Iraqi Prime Minister Haider al-Abadi said the offensive to liberate Hawija from Islamic State (ISIS) militants will begin in the near future.
Abadi said during a press conference on Tuesday (May 16) the operation to liberate Mosul will end in the coming days and Iraqi forces will begin the operation to regain Hawija.
Hawija, located some 50 km southwest of the city of Kirkuk, became an ISIS stronghold when militants swept across northern and western Iraq in 2014.
Hawija has a population of about 245,000, and is a mostly Sunni-Muslim inhabited district, which has led to dissatisfaction among Sunni officials against any mention of Shia militia participation in the Hawija offensive.
Abadi said Iraqi forces have made good progress in the fight against ISIS militants in Mosul, adding the militant group uses civilians as human shields to extend the war.
Seven months into the U.S.-backed campaign, the militants now control only a few districts in the western half of Mosul including the Old City, where ISIS is expected to make its last stand.
A spokesman for the U.S.-led coalition backing Iraqi forces said the enemy was completely surrounded in the city and its fighters and resources were being destroyed. U.S. Air Force Colonel John Dorrian said “The enemy is on the brink of total defeat in Mosul.”
The Iraqi government is pushing to declare victory by the holy month of Ramadan, expected to begin on May 27, even if pockets of resistance remain in the Old City, according to military commanders.

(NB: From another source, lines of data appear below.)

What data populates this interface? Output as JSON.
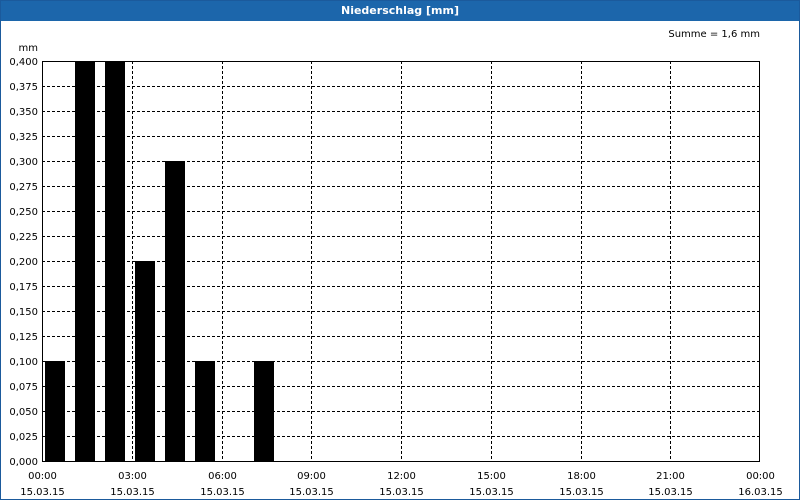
{
  "window": {
    "title": "Niederschlag [mm]"
  },
  "chart_data": {
    "type": "bar",
    "title": "Niederschlag [mm]",
    "ylabel": "mm",
    "summary": "Summe = 1,6 mm",
    "ylim": [
      0,
      0.4
    ],
    "yticks": [
      "0,000",
      "0,025",
      "0,050",
      "0,075",
      "0,100",
      "0,125",
      "0,150",
      "0,175",
      "0,200",
      "0,225",
      "0,250",
      "0,275",
      "0,300",
      "0,325",
      "0,350",
      "0,375",
      "0,400"
    ],
    "xlim_hours": [
      0,
      24
    ],
    "xticks": [
      {
        "time": "00:00",
        "date": "15.03.15"
      },
      {
        "time": "03:00",
        "date": "15.03.15"
      },
      {
        "time": "06:00",
        "date": "15.03.15"
      },
      {
        "time": "09:00",
        "date": "15.03.15"
      },
      {
        "time": "12:00",
        "date": "15.03.15"
      },
      {
        "time": "15:00",
        "date": "15.03.15"
      },
      {
        "time": "18:00",
        "date": "15.03.15"
      },
      {
        "time": "21:00",
        "date": "15.03.15"
      },
      {
        "time": "00:00",
        "date": "16.03.15"
      }
    ],
    "x": [
      "00:00",
      "01:00",
      "02:00",
      "03:00",
      "04:00",
      "05:00",
      "06:00",
      "07:00"
    ],
    "values": [
      0.1,
      0.4,
      0.4,
      0.2,
      0.3,
      0.1,
      0.0,
      0.1
    ],
    "grid": true,
    "bar_color": "#000000",
    "grid_color": "#000000"
  }
}
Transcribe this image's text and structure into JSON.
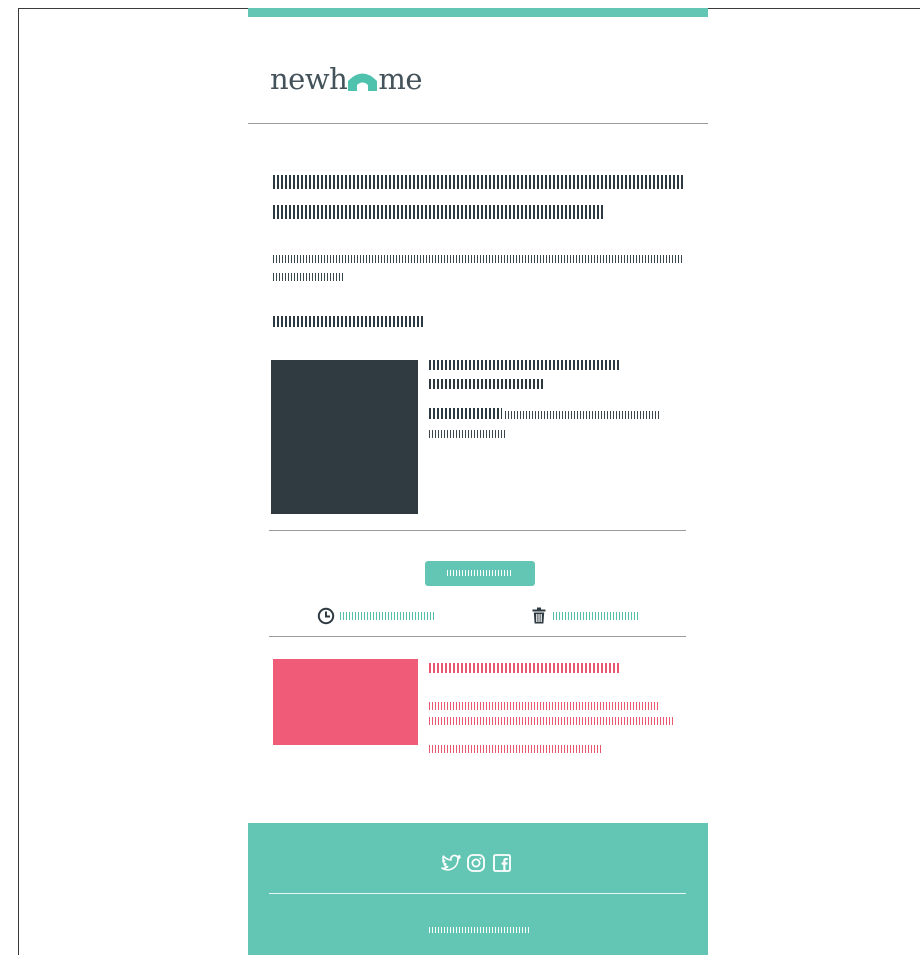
{
  "brand": {
    "logo_prefix": "newh",
    "logo_suffix": "me",
    "logo_icon": "house-icon",
    "accent_color": "#63c5b3",
    "dark_color": "#2f3a41",
    "promo_color": "#f05c78"
  },
  "email": {
    "headline_line1": "",
    "headline_line2": "",
    "intro_line1": "",
    "intro_line2": "",
    "section_label": "",
    "listing": {
      "title_line1": "",
      "title_line2": "",
      "price": "",
      "detail_line1": "",
      "detail_line2": ""
    },
    "cta_label": "",
    "actions": [
      {
        "icon": "clock-icon",
        "label": ""
      },
      {
        "icon": "trash-icon",
        "label": ""
      }
    ],
    "promo": {
      "title": "",
      "body_line1": "",
      "body_line2": "",
      "link": ""
    }
  },
  "footer": {
    "social_icons": [
      "twitter-icon",
      "instagram-icon",
      "facebook-icon"
    ],
    "legal_text": ""
  }
}
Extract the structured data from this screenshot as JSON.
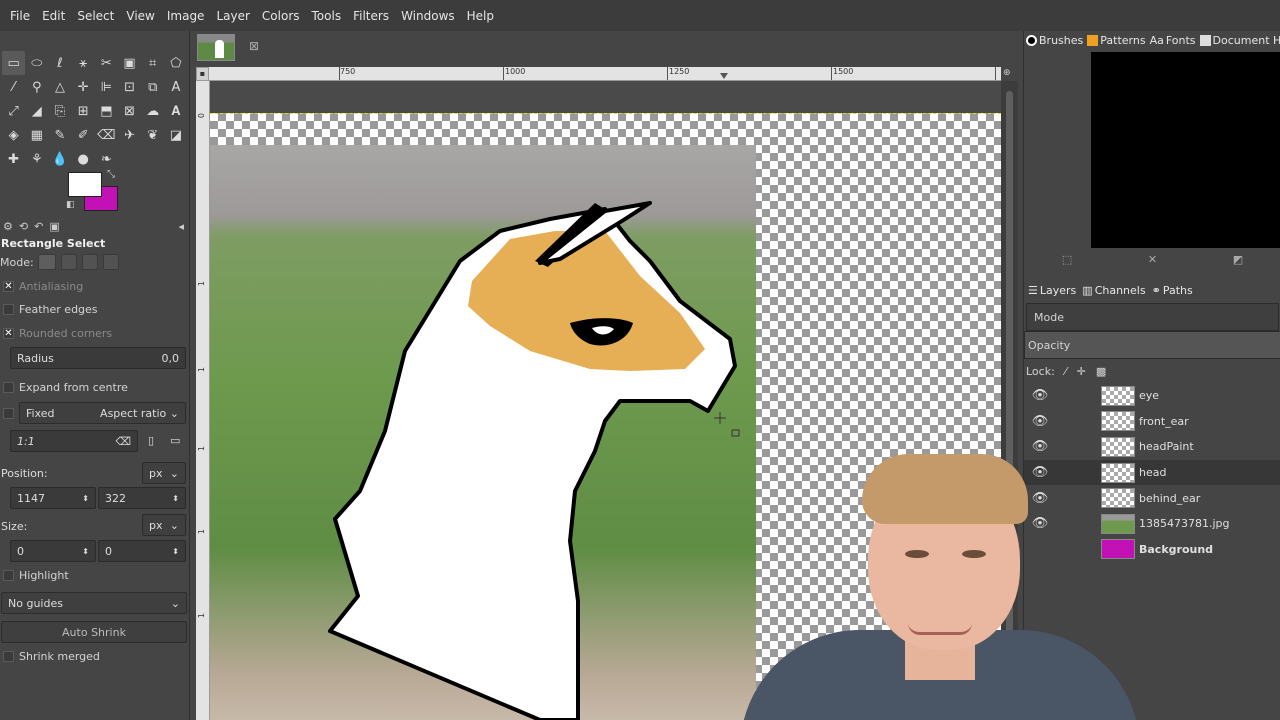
{
  "menubar": {
    "items": [
      "File",
      "Edit",
      "Select",
      "View",
      "Image",
      "Layer",
      "Colors",
      "Tools",
      "Filters",
      "Windows",
      "Help"
    ]
  },
  "toolbox": {
    "tools": [
      "rect-select",
      "ellipse-select",
      "free-select",
      "fuzzy-select",
      "scissors-select",
      "foreground-select",
      "crop",
      "move",
      "bucket",
      "zoom",
      "path",
      "align",
      "unified-transform",
      "cage",
      "text",
      "cage-transform",
      "warp",
      "smudge",
      "clone",
      "handle-transform",
      "flip",
      "perspective",
      "shear",
      "text-tool",
      "bucket-fill",
      "gradient",
      "pencil",
      "paintbrush",
      "eraser",
      "airbrush",
      "ink",
      "mypaint",
      "heal",
      "smudge-2",
      "blur",
      "dodge",
      "color-picker"
    ],
    "fg_color": "#ffffff",
    "bg_color": "#c211b5",
    "tool_title": "Rectangle Select",
    "mode_label": "Mode:",
    "antialiasing": "Antialiasing",
    "feather_edges": "Feather edges",
    "rounded_corners": "Rounded corners",
    "radius_label": "Radius",
    "radius_value": "0,0",
    "expand_from_centre": "Expand from centre",
    "fixed_label": "Fixed",
    "aspect_ratio": "Aspect ratio",
    "ratio_value": "1:1",
    "position_label": "Position:",
    "position_unit": "px",
    "position_x": "1147",
    "position_y": "322",
    "size_label": "Size:",
    "size_unit": "px",
    "size_w": "0",
    "size_h": "0",
    "highlight": "Highlight",
    "guides": "No guides",
    "auto_shrink": "Auto Shrink",
    "shrink_merged": "Shrink merged"
  },
  "ruler": {
    "labels": [
      "750",
      "1000",
      "1250",
      "1500"
    ]
  },
  "vruler": {
    "labels": [
      "0",
      "1",
      "1",
      "1",
      "1",
      "1"
    ]
  },
  "dock": {
    "tabs": [
      "Brushes",
      "Patterns",
      "Fonts",
      "Document Hist"
    ],
    "layer_tabs": [
      "Layers",
      "Channels",
      "Paths"
    ],
    "mode_label": "Mode",
    "opacity_label": "Opacity",
    "lock_label": "Lock:",
    "layers": [
      {
        "name": "eye",
        "thumb": "transparent",
        "selected": false,
        "bold": false
      },
      {
        "name": "front_ear",
        "thumb": "transparent",
        "selected": false,
        "bold": false
      },
      {
        "name": "headPaint",
        "thumb": "transparent",
        "selected": false,
        "bold": false
      },
      {
        "name": "head",
        "thumb": "transparent",
        "selected": true,
        "bold": false
      },
      {
        "name": "behind_ear",
        "thumb": "transparent",
        "selected": false,
        "bold": false
      },
      {
        "name": "1385473781.jpg",
        "thumb": "photo",
        "selected": false,
        "bold": false
      },
      {
        "name": "Background",
        "thumb": "background",
        "selected": false,
        "bold": true
      }
    ]
  },
  "colors": {
    "accent_magenta": "#c211b5",
    "llama_tan": "#e6ae55",
    "selection_dash": "#d8d840"
  }
}
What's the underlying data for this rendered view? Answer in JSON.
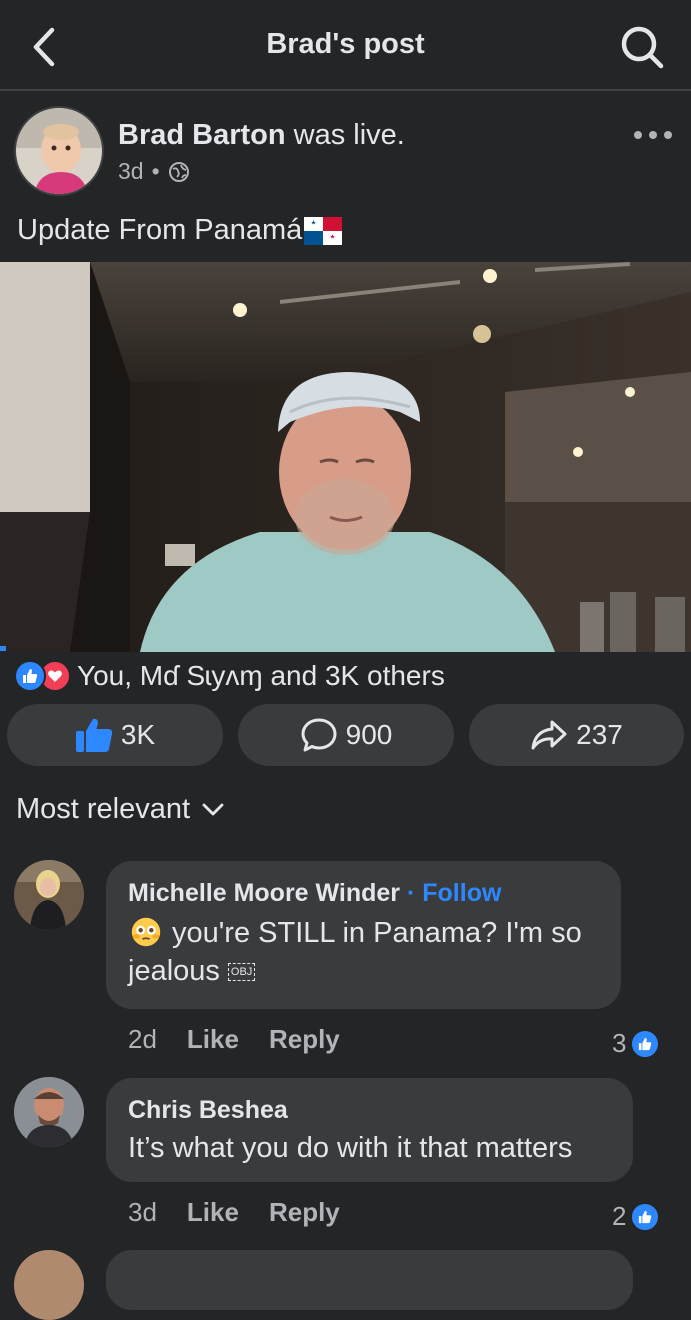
{
  "header": {
    "title": "Brad's post"
  },
  "post": {
    "author": "Brad Barton",
    "action": " was live.",
    "time": "3d",
    "separator": "•",
    "text": "Update From Panamá"
  },
  "reactions": {
    "summary": "You, Mɗ Sɩyʌɱ and 3K others"
  },
  "actions": {
    "likes": "3K",
    "comments": "900",
    "shares": "237"
  },
  "sort": {
    "label": "Most relevant"
  },
  "comments": [
    {
      "name": "Michelle Moore Winder",
      "dot": " · ",
      "follow": "Follow",
      "text_line1": "you're STILL in Panama? I'm so",
      "text_line2": "jealous",
      "obj": "OBJ",
      "time": "2d",
      "like": "Like",
      "reply": "Reply",
      "likes": "3"
    },
    {
      "name": "Chris Beshea",
      "text": "It’s what you do with it that matters",
      "time": "3d",
      "like": "Like",
      "reply": "Reply",
      "likes": "2"
    }
  ],
  "colors": {
    "background": "#242526",
    "accent": "#2d88ff",
    "bubble": "#3a3b3c"
  }
}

Iraqi commander Yahya Rasul said 16,467 ISIS militants have been killed since the operation to liberate Mosul began in October 2016.
The campaign to capture Mosul started on October 17, with air and ground support from a U.S.-led anti-ISIS coalition.
The offensive to take Mosul, the largest city under ISIS control in either Iraq or Syria, is turning into the biggest battle in Iraq’s turbulent history since the U.S.-led invasion that toppled Saddam Hussein in 2003.